Jonas loops around the last tree in the row that he’d been picking and sees Cody Turner throw an apple at Sarah Lowell’s cheek. She drops her bag of apples, and they roll on the grass. Their teacher runs to Sarah, kneels down, and the teacher’s aide pulls Cody aside then drags him down the aisle to the red wooden picnic table at the edge of the orchard. Cody is not allowed to pick any more apples. The teacher waves Jonas over. She asks him to be Sarah’s buddy for the day, to stay close to her, to make sure she is okay.
Jonas feels a tenderness toward Sarah and wants to take her hand and hold it tightly, but he knows the other boys will laugh at him. Instead, he plucks the grapefruit-sized apple from his sack and hands it to her. Jonas looks at Sarah’s cheek, which is pinkish gray now, a bruise blooming. She takes the apple and puts it in her empty bag. She opens her mouth and wiggles a front tooth with a finger. It’s almost ready to go. “My mom has to cut my apples for me until this tooth falls out,” she says. Jonas bends down and helps Sarah pick up her spilled apples.
Jonas is glad he still has all of his baby teeth. He knows they will fall out, that things will change, that he won’t always be a little boy. But for now he has all of his teeth, none of them wobbly, and he can eat an apple without needing someone to cut it up for him. He reaches into his own bag and takes out another apple, this one much smaller, halfway green, half red. He takes a bite and it is juicy and crisp. He wonders what the name of this apple is. He has only been reading for a few months, but there is something magical in the way that letters push together to form words. He sees a sign at the end of one row of trees and reads “Granny Smith” and then “Golden Delicious.” Delicious takes him a few seconds to figure out, but once he does, he knows he will always be able to read this word, that next time he sees it, he won’t have to sound it out. A few months ago, in the heat of the summer, he couldn’t read and now he can and this newly acquired knowledge does not fail to stun him each day.

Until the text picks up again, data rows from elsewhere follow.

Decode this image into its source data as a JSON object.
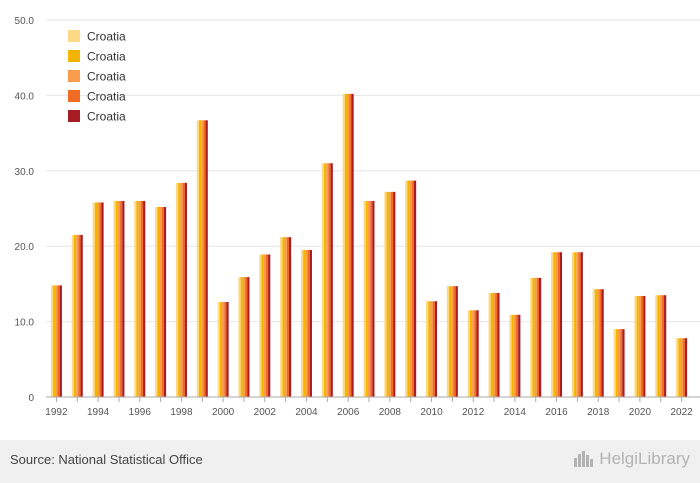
{
  "chart_data": {
    "type": "bar",
    "categories": [
      "1992",
      "1993",
      "1994",
      "1995",
      "1996",
      "1997",
      "1998",
      "1999",
      "2000",
      "2001",
      "2002",
      "2003",
      "2004",
      "2005",
      "2006",
      "2007",
      "2008",
      "2009",
      "2010",
      "2011",
      "2012",
      "2013",
      "2014",
      "2015",
      "2016",
      "2017",
      "2018",
      "2019",
      "2020",
      "2021",
      "2022"
    ],
    "x_tick_labels": [
      "1992",
      "1994",
      "1996",
      "1998",
      "2000",
      "2002",
      "2004",
      "2006",
      "2008",
      "2010",
      "2012",
      "2014",
      "2016",
      "2018",
      "2020",
      "2022"
    ],
    "y_tick_labels": [
      "0",
      "10.0",
      "20.0",
      "30.0",
      "40.0",
      "50.0"
    ],
    "ylim": [
      0,
      50
    ],
    "grid": true,
    "legend_position": "top-left",
    "series": [
      {
        "name": "Croatia",
        "color": "#fdd885",
        "values": [
          14.8,
          21.5,
          25.8,
          26.0,
          26.0,
          25.2,
          28.4,
          36.7,
          12.6,
          15.9,
          18.9,
          21.2,
          19.5,
          31.0,
          40.2,
          26.0,
          27.2,
          28.7,
          12.7,
          14.7,
          11.5,
          13.8,
          10.9,
          15.8,
          19.2,
          19.2,
          14.3,
          9.0,
          13.4,
          13.5,
          7.8
        ]
      },
      {
        "name": "Croatia",
        "color": "#f4b400",
        "values": [
          14.8,
          21.5,
          25.8,
          26.0,
          26.0,
          25.2,
          28.4,
          36.7,
          12.6,
          15.9,
          18.9,
          21.2,
          19.5,
          31.0,
          40.2,
          26.0,
          27.2,
          28.7,
          12.7,
          14.7,
          11.5,
          13.8,
          10.9,
          15.8,
          19.2,
          19.2,
          14.3,
          9.0,
          13.4,
          13.5,
          7.8
        ]
      },
      {
        "name": "Croatia",
        "color": "#f99c4c",
        "values": [
          14.8,
          21.5,
          25.8,
          26.0,
          26.0,
          25.2,
          28.4,
          36.7,
          12.6,
          15.9,
          18.9,
          21.2,
          19.5,
          31.0,
          40.2,
          26.0,
          27.2,
          28.7,
          12.7,
          14.7,
          11.5,
          13.8,
          10.9,
          15.8,
          19.2,
          19.2,
          14.3,
          9.0,
          13.4,
          13.5,
          7.8
        ]
      },
      {
        "name": "Croatia",
        "color": "#f26b23",
        "values": [
          14.8,
          21.5,
          25.8,
          26.0,
          26.0,
          25.2,
          28.4,
          36.7,
          12.6,
          15.9,
          18.9,
          21.2,
          19.5,
          31.0,
          40.2,
          26.0,
          27.2,
          28.7,
          12.7,
          14.7,
          11.5,
          13.8,
          10.9,
          15.8,
          19.2,
          19.2,
          14.3,
          9.0,
          13.4,
          13.5,
          7.8
        ]
      },
      {
        "name": "Croatia",
        "color": "#a81c24",
        "values": [
          14.8,
          21.5,
          25.8,
          26.0,
          26.0,
          25.2,
          28.4,
          36.7,
          12.6,
          15.9,
          18.9,
          21.2,
          19.5,
          31.0,
          40.2,
          26.0,
          27.2,
          28.7,
          12.7,
          14.7,
          11.5,
          13.8,
          10.9,
          15.8,
          19.2,
          19.2,
          14.3,
          9.0,
          13.4,
          13.5,
          7.8
        ]
      }
    ]
  },
  "footer": {
    "source": "Source: National Statistical Office",
    "logo_text": "HelgiLibrary",
    "logo_icon": "city-skyline-icon"
  }
}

It is something new he has, something precious, like the pair of white leather sneakers his mother bought him in September before the start of school. He asked her to put the sneakers on his nightstand so they would be the first thing he saw in the morning when he woke up. And when he opened his eyes, he saw the shoes and the delight was new. He’d forgotten as he’d slept that he owned the shoes, and now he forgets sometimes that he’s able to read. Before, he could only pick out letters; now he can put the letters together to make words, to make sense. He is at a strange age, when sometimes he wants to still be a baby and sometimes he is glad that he is beginning to know more.
It is late October of his sixth year, he has a sack of apples, his teachers know he is kind and capable of being a good friend, the air smells like grass and leaves and apples, and he can read, oh, yes, he can read the names of all the apples. He looks at the rows of trees, feels the cool breeze flutter his hair, and he thinks there is nowhere he’d rather be than in the orchard.